The kettle whistled in alarm.

Rebecca sat back. The flush crept down her cheeks to the collar of her flannel, and she smoothed a stray flyway of blond hair.

“How are your turkeys doing, by the way?” she asked. I wilted.

“They’re dead, okay? Almost every one of them.” I snatched the boiling water from the stove and poured it over the coffee grounds in a shaky stream.

She was staring out at the field when I looked up. The light from the big farmhouse window in the kitchen fell on her sun-chapped skin. There were dry patches around her eyes and brittleness to her beachy hair from long days outdoors.

“We might foreclose on our farm,” she said. I set down the kettle.

Her eyes glossed and I offered the Kleenex box, but she shook her head. She took a reusable microfiber cloth from her pocket and dabbed her eyes. I poured the coffee.

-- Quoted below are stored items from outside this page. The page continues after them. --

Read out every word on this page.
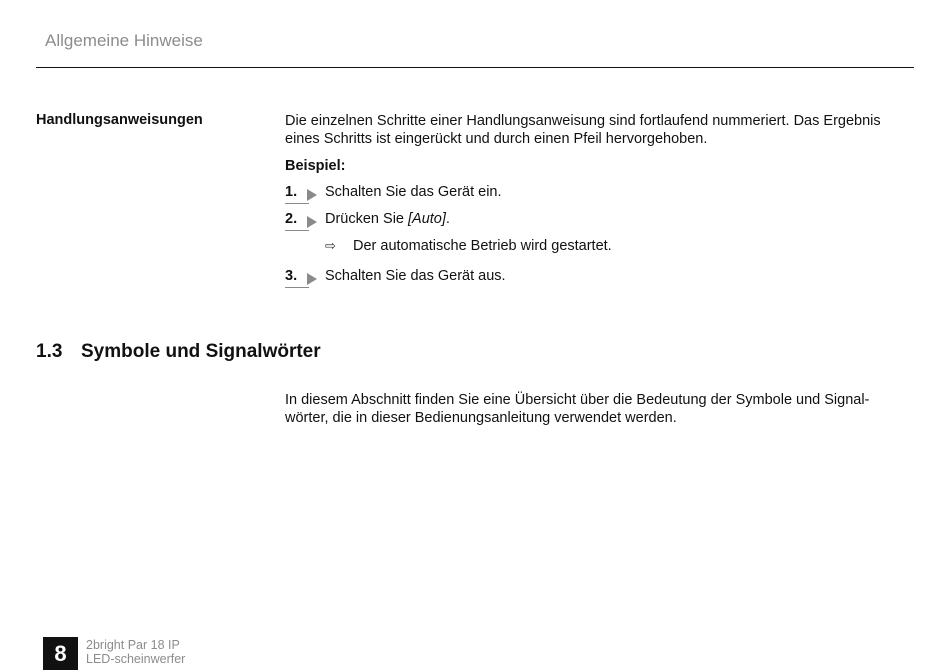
Allgemeine Hinweise
Handlungsanweisungen	Die einzelnen Schritte einer Handlungsanweisung sind fortlaufend nummeriert. Das Ergebnis
eines Schritts ist eingerückt und durch einen Pfeil hervorgehoben.
Beispiel:
1. Schalten Sie das Gerät ein.
2. Drücken Sie [Auto].
⇨ Der automatische Betrieb wird gestartet.
3. Schalten Sie das Gerät aus.
1.3 Symbole und Signalwörter
In diesem Abschnitt finden Sie eine Übersicht über die Bedeutung der Symbole und Signal-
wörter, die in dieser Bedienungsanleitung verwendet werden.
8	2bright Par 18 IP
LED-scheinwerfer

“Oxytetracycline should do it,” Rebecca said.

“Seriously? Antibiotics?”

“Forget about the organic label.” She wrapped her hands around the blue variegated mug. “A sticker can’t convey how much we go through to raise this shit anyways.”

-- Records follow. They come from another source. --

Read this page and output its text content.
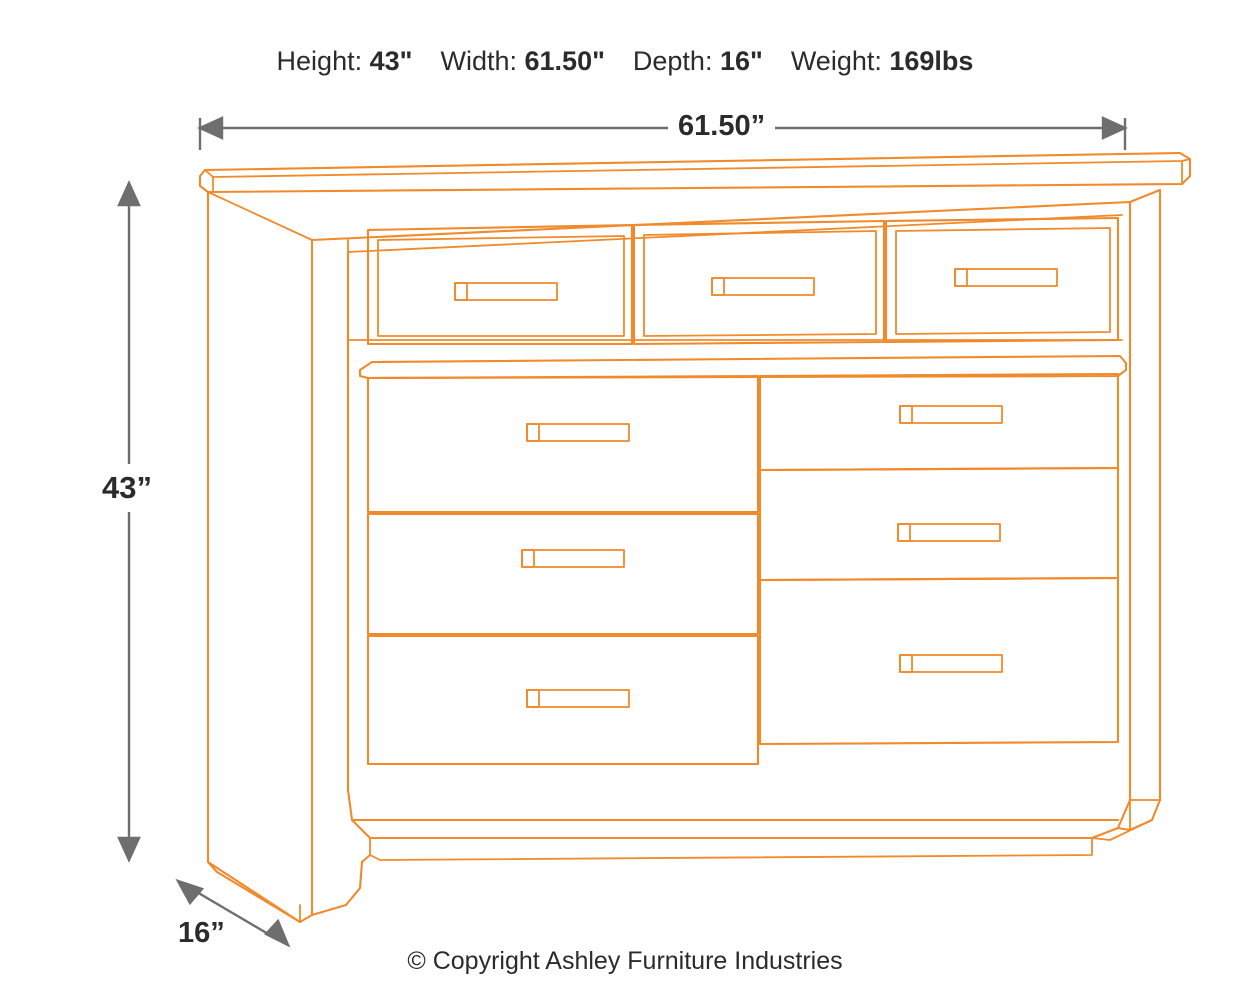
Height: 43" Width: 61.50" Depth: 16" Weight: 169lbs
61.50”
43”
16”
© Copyright Ashley Furniture Industries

Later, I stood on my porch and watched Rebecca’s pickup roll down the long gravel road, dust boiling up behind it. She made a sharp U-turn at Eastside and curved down the driveway next door. I thought about the generations of food producers on our two pieces of land. The decades of judgment leering over this fence. The countless pies.

The oxytetracycline had no smell or color when it dissolved into the turkey water.

I brought it outside to where I’d turned over a camper shell to house the turkeys; they’d grown bigger. When I set that shiny, expensive waterer down, it gluggled happily, filling the metal rim with music that summoned my clever birds to its edge. Daintily, they spooned up beakfuls of salvation. They tipped their heads up and it rolled down their skinny craws.

In November, I sold eighteen Thanksgiving turkeys. Every one looked nearly as small as a chicken, and the whole venture was in the red by $200, but when that caramelized, salt crackle bird came out of the oven in a buttery plume, everyone around the table clinked their wine glasses.

“Cheers to the farmer!” my extended family said. I swallowed my drink and glanced out the window.

Rows of kale curled in the frost between bolted heads of broccoli. Chaff and stalks of the summer garden heaped in the compost bin like browning bones. I remembered the farmers market, and the pair of elderly, hatted sisters in the next booth, selling beets out of heaping five-gallon buckets.

“Put more water in there,” one sister said, pointing.

The other unscrewed a plastic Dasani lid and dumped the contents into a bucket. She threw the bottle into the trash and sold out of beets before lunch.